Seit einem Vierteljahrhundert zieht es mich immer wieder nach China – nicht als Tourist, sondern als Praktizierender. Aus kurzen Reisen wurden lange Aufenthalte, aus Neugier tiefe Verbundenheit. In den stillen Höfen des Shaolin-Tempels, zwischen Sandelholzduft und den Spuren unzähliger Übender vor mir, fand ich mehr als eine Kampfkunst: eine lebendige Tradition, in der jeder Stand, jeder Schattenwurf des Chan und jede fliessende Bewegung des Qigong vom buddhistischen Herzschlag dieser Lehre erzählt.

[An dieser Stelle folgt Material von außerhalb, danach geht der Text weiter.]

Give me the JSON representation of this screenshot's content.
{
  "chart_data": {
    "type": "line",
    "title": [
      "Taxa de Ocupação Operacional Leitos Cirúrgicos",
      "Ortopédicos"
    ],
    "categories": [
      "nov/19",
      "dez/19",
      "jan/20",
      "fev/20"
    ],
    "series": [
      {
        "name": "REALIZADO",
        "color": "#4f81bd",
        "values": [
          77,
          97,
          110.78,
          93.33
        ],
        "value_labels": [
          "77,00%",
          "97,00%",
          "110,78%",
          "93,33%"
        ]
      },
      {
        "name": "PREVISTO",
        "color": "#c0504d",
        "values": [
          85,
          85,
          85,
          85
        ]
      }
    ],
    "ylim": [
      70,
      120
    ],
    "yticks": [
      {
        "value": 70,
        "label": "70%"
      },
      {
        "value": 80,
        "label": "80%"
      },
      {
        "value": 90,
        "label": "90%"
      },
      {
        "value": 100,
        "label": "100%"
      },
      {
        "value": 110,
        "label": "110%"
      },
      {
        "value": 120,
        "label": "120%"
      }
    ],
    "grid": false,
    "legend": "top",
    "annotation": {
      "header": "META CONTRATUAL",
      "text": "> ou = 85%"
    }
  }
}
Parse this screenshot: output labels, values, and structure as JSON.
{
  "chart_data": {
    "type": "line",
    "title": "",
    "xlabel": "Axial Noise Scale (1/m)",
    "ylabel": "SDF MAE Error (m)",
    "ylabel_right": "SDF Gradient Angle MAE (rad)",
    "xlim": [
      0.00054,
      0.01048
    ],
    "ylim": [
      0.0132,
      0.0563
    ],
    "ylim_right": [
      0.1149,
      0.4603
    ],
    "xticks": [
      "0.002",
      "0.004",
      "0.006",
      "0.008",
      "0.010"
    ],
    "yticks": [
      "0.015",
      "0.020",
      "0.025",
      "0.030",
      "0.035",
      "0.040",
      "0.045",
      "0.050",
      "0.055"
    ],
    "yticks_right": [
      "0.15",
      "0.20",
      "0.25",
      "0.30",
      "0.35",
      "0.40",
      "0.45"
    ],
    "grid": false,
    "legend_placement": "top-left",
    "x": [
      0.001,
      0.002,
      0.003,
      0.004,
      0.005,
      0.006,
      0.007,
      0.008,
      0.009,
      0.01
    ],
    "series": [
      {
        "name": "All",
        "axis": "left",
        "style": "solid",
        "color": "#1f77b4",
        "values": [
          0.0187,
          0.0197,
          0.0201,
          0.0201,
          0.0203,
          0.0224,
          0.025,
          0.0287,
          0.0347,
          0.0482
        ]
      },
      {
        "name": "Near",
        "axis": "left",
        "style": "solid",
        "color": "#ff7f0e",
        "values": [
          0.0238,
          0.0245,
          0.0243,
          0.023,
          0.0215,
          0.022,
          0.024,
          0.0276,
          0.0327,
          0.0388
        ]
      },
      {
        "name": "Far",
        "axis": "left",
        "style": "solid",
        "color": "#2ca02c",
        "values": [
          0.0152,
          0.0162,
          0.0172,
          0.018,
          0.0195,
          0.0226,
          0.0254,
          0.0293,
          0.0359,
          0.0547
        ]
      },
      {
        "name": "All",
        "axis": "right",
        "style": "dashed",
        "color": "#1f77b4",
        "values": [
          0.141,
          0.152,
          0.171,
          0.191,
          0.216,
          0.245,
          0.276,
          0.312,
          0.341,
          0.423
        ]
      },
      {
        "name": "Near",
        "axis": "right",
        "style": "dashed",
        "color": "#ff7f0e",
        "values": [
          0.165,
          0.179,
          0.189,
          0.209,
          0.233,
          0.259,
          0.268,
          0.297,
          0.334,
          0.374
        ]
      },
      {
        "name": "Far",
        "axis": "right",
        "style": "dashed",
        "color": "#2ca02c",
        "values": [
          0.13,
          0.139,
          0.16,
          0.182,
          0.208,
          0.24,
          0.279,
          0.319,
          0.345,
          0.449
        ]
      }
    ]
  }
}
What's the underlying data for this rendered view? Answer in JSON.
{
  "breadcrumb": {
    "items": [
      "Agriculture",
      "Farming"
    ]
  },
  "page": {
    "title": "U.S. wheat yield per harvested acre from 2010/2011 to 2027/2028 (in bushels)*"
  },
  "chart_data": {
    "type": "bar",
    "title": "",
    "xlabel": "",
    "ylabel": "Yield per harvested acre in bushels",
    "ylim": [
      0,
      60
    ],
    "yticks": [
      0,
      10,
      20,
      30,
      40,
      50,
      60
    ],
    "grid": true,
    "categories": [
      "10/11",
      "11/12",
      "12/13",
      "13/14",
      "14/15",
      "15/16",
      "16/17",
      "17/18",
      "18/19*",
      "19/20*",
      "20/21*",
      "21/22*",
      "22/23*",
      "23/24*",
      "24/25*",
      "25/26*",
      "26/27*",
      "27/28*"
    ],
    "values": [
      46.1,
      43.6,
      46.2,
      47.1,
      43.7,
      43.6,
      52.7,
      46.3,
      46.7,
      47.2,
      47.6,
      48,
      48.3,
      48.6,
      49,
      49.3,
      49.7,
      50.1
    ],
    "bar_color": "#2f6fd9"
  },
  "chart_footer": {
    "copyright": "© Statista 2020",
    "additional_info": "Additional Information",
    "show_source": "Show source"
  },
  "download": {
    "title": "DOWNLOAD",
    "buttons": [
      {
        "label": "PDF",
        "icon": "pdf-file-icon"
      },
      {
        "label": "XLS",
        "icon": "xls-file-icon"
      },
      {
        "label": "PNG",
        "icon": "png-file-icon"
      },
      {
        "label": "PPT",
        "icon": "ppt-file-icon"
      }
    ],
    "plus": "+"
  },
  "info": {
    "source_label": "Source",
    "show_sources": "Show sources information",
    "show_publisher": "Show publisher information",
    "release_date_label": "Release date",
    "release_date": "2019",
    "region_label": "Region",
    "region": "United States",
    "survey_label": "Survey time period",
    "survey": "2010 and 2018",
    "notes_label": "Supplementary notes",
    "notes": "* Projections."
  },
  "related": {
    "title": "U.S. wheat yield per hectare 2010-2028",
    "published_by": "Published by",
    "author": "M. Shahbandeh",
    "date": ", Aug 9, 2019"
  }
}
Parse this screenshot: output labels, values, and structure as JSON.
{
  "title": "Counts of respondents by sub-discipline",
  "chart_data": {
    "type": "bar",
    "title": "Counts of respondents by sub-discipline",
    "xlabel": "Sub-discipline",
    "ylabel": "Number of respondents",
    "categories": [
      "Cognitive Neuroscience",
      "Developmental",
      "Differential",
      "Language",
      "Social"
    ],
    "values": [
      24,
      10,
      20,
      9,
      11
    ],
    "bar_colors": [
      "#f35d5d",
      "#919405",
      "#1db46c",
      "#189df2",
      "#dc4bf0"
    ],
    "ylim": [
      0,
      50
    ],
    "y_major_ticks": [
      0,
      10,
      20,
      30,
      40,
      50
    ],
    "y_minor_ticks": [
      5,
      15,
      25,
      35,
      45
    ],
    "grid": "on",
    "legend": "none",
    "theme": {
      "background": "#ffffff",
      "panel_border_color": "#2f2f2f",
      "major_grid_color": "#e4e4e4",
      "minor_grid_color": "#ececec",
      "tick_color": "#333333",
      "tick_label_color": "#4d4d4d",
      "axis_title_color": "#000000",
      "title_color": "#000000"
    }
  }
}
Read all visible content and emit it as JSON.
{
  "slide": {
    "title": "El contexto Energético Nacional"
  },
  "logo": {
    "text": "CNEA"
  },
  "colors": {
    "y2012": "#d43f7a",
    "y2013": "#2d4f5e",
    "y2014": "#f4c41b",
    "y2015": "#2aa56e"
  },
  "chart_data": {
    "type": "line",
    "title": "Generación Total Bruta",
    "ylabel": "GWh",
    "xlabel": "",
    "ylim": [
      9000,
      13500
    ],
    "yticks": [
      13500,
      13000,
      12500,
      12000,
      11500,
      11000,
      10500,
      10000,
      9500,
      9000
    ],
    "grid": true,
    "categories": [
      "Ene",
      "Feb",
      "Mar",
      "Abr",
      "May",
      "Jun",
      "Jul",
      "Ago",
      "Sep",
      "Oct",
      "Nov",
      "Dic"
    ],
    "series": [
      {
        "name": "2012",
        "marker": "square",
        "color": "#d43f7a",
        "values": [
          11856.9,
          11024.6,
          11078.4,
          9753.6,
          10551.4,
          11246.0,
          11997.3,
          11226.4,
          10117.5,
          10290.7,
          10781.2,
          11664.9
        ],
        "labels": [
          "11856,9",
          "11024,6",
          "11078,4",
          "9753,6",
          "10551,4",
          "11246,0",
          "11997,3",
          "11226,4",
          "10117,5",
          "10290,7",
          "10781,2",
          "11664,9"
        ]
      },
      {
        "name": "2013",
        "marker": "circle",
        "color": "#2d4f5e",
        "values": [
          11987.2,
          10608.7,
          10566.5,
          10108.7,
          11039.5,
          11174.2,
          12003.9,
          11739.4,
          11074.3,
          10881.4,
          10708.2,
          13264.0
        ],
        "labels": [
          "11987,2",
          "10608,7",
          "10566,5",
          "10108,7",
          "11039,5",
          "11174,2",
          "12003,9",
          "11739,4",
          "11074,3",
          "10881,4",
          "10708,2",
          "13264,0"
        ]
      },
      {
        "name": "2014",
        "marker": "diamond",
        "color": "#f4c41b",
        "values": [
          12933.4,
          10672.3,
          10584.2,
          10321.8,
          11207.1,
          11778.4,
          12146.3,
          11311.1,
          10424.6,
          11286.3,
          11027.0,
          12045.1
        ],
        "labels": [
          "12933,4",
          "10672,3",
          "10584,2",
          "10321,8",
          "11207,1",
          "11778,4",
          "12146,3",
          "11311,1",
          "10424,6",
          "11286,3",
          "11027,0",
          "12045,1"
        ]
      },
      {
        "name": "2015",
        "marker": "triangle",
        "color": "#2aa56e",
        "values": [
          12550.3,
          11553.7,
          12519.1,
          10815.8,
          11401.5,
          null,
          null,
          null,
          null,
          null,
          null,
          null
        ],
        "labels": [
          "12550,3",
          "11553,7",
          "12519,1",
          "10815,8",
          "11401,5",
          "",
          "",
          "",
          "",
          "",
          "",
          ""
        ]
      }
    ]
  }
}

Shaolin Kung Fu ist niemals nur Technik. Die Formen sind Meditation in Bewegung, die Bewegung verkörpert die Verschmelzung von Geist und Materie. Stundenlang übte ich einfache Grundstellungen – bis Muskeln zitterten und der Verstand verstummte. Erst dann begann das eigentliche Lernen: das stille Wirken des „Yi“, das Fliessen des „Qi“ durch die Meridiane, die Erkenntnis, dass wahre Meisterschaft im Loslassen liegt. Mein Shifu pflegte stets zu sagen: „Sei wie der Bambus – fest verwurzelt in der Erde, doch leer im Kern, damit der Wind den Weg hindurchfindet.“
Nach jedem Training sassen wir auf niedrigen Hockern, Tonbecher in den Händen. Während der Pu Erh Tee unsere Müdigkeit vertrieb, wurden diese Gespräche zur eigentlichen Übung. Der Meister sprach selten von Kampf – stattdessen von „Wu Wei“ (Handeln durch Nicht-Handeln), vom Gleichgewicht wie bei Yin & Yang, oder davon, warum ein guter Kämpfer erst dann siegt, wenn er den Kampf in sich selbst beendet hat. Diese Stunden lehrten mich: Die wahre Schlacht findet zwischen Eigenbild und Wirklichkeit statt.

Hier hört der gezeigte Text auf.